Silman had no idea what oil of oak or grave sal
t might be, but two hundred Samaran gold was enough to buy two ships – a fortune. He stayed on his bunk for another five minutes, listening to the few sentences and words he could catch.
Every word he caught added to his sense of foreboding. It was trouble, trouble like he’d never known, and he had to do something.
2 Two Boats
From the top of the cliffs the sea seemed to go on forever, and it was blue, rolling steadily into white surf on the jagged rocks fifty feet below.
Sara loved this time of day. Her work was finished and every day she walked the five miles from the village, where she studied as a weaver’s apprentice, to her family’s farm. It was her own time, a time when she dreamed and sang songs and listened to the skylarks. They fell from the sky like wild leaves caught in a magical wind, singing as only larks can sing, summer’s very signature.
Today was an especially fine day. The sea was calm, or as calm as it ever was along the south coast, and the sky was a joyous blue. She dawdled along, picking flowers and making chains of them, stopping to sit in the soft grass and look out at the endless ocean.
She was happy in the moment, but she knew that her life was going to change. In a year or two she would have to leave the farm, find a place in the village and work as a weaver. Perhaps there would be a husband – she already had a couple of suitors – and children, and that would be happiness of a different kind, but Sara loved her childhood and greedily wrapped herself in what remained of it, even as it melted away.

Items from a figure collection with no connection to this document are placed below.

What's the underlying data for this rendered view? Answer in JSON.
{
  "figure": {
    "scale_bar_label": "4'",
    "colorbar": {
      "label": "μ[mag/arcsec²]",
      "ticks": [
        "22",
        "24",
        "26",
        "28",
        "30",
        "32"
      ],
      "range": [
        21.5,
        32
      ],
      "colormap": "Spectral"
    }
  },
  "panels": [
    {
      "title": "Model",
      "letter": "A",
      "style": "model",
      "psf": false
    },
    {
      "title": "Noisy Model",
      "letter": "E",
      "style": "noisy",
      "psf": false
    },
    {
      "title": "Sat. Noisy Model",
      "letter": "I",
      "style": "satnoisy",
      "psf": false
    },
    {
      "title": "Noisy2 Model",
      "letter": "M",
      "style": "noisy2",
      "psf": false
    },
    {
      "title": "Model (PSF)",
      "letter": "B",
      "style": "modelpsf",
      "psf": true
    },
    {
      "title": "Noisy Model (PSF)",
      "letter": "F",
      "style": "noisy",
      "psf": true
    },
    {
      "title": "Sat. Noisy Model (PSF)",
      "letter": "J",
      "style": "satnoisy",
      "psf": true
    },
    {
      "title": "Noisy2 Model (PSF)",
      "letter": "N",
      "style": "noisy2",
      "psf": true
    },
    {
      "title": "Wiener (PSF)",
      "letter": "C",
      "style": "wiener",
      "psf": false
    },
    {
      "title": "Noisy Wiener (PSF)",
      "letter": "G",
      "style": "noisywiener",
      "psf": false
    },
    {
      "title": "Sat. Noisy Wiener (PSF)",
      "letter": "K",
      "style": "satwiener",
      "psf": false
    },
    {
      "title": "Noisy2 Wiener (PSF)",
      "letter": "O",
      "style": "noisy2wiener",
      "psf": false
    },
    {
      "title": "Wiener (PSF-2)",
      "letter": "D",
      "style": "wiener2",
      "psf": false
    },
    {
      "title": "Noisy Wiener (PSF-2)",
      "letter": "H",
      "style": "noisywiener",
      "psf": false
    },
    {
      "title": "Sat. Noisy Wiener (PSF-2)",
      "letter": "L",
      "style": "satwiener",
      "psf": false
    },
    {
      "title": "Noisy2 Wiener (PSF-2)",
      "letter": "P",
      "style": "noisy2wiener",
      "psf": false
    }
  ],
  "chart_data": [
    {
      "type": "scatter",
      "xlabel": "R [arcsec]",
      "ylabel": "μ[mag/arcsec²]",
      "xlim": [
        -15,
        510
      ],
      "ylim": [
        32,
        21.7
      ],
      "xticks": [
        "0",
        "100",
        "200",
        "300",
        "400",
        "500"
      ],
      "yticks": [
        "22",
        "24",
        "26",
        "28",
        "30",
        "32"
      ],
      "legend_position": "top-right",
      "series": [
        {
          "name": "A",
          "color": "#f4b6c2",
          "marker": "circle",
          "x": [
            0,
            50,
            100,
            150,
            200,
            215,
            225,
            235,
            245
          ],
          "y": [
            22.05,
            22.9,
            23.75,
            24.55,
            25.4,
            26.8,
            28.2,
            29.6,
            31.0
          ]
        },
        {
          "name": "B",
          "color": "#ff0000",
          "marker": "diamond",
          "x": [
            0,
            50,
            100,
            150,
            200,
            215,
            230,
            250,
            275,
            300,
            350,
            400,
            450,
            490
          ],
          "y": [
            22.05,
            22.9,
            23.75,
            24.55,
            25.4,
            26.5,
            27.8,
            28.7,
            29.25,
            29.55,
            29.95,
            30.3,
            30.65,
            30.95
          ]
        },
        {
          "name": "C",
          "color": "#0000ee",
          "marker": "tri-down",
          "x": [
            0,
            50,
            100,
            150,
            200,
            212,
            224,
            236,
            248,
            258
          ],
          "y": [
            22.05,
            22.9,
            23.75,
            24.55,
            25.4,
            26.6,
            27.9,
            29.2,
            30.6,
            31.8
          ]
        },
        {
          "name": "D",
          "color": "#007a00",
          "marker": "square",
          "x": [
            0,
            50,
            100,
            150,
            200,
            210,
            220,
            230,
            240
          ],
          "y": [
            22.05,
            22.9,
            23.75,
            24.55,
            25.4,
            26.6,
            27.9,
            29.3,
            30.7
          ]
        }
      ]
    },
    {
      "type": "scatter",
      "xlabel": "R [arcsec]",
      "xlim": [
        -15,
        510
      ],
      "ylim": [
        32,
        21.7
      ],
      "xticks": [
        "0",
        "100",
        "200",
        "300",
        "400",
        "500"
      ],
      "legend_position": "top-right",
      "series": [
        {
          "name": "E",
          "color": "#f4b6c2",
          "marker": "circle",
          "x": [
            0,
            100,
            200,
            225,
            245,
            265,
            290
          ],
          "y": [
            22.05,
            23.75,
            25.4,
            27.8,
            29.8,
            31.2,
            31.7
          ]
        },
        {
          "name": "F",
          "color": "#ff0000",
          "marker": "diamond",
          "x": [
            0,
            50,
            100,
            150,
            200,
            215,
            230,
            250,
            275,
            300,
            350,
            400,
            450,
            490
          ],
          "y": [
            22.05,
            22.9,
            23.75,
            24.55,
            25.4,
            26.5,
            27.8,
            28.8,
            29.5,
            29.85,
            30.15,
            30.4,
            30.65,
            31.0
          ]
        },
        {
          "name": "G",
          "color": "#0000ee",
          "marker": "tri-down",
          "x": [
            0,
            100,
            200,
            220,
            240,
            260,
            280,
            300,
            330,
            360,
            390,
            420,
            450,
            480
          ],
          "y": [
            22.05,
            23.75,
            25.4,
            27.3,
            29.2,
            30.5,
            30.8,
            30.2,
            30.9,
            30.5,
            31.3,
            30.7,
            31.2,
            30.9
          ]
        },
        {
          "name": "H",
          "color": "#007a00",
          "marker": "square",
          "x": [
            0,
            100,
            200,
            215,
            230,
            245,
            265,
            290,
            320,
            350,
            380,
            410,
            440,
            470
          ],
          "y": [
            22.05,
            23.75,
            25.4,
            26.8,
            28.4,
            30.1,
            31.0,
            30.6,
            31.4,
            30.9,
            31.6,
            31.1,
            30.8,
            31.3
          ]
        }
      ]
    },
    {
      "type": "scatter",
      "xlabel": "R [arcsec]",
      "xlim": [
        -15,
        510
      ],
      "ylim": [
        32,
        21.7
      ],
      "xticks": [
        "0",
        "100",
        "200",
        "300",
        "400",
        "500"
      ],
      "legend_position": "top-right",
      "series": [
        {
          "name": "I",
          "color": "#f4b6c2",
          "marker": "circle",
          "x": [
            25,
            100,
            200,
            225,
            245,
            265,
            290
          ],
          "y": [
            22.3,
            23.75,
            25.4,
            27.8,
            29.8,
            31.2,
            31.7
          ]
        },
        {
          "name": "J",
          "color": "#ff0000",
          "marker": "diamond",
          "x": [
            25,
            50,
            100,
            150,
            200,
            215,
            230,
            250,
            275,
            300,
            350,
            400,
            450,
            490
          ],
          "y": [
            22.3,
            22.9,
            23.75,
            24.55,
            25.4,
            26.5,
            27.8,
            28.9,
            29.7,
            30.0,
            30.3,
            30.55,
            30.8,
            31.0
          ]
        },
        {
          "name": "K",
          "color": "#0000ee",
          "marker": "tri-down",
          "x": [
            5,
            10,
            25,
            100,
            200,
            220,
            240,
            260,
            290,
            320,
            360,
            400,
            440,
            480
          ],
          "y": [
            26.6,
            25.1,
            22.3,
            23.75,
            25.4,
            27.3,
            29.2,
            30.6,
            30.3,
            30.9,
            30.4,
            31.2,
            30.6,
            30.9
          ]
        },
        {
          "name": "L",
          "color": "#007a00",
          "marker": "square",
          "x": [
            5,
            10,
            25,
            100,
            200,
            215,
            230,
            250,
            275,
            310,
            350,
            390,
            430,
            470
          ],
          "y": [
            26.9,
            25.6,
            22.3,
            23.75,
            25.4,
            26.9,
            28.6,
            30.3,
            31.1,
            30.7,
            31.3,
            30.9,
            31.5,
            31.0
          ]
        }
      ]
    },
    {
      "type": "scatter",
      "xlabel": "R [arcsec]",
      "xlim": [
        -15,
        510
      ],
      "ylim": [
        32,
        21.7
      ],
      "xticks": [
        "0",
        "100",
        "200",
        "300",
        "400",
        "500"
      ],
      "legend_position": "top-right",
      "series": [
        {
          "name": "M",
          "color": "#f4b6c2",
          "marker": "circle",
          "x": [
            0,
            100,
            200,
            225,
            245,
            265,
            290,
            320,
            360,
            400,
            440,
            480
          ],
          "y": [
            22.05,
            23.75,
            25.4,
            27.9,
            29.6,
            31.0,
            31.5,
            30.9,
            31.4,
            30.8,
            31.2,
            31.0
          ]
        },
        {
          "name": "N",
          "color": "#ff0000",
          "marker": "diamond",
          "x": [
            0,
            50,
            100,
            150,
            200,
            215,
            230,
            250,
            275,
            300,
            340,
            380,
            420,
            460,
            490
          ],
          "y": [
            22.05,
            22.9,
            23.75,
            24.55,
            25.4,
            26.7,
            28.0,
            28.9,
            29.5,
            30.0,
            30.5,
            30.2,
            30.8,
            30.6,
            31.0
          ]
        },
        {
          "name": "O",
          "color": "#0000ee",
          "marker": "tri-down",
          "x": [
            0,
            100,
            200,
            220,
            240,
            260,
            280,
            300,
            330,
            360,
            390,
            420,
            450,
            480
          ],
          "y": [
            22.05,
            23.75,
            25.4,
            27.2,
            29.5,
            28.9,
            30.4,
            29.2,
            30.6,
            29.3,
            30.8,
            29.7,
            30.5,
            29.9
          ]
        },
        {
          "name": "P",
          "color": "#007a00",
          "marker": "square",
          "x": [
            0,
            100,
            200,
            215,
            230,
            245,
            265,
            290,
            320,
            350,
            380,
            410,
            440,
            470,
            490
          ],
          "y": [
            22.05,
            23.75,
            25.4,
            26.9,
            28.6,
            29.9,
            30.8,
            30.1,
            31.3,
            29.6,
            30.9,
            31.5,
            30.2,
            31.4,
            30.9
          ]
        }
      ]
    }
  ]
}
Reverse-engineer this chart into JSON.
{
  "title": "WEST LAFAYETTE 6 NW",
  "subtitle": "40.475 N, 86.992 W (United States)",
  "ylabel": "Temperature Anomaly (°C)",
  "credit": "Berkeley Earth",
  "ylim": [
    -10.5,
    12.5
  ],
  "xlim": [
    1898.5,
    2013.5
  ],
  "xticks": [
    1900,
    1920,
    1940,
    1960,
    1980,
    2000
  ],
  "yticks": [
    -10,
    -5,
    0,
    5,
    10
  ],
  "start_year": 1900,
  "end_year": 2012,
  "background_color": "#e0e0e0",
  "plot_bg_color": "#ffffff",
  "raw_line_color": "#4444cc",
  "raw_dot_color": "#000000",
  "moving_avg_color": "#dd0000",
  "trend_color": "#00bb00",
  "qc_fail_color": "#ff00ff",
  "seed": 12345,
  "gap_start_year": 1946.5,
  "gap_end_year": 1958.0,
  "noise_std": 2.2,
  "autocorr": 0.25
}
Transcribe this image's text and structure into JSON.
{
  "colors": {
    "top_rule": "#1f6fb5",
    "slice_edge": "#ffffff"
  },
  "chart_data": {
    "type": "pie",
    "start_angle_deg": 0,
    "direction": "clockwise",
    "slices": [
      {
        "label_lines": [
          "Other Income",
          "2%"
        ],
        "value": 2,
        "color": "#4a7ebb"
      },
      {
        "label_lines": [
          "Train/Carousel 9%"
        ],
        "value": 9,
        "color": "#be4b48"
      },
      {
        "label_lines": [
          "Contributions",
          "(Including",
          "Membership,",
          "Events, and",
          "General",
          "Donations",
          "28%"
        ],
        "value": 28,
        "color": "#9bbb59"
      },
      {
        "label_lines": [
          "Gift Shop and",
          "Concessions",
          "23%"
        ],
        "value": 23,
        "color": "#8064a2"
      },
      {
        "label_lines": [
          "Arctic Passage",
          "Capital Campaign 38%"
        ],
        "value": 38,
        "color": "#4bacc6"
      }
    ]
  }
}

She stopped and sat in a sheltered dry valley. Here the cliffs dipped towards the sea, and a path led down to a sandy beach. It was a favourite spot, sheltered from the north wind and only a mile from home. She could wait here until the sun was a finger’s breadth above the hills in the west and still be home in time for supper.
She sat and looked down at the shoreline.
There was a boat, a small boat like the ones the village men took out to lay crab pots, and it was pulled up on the sand, oars shipped, alone.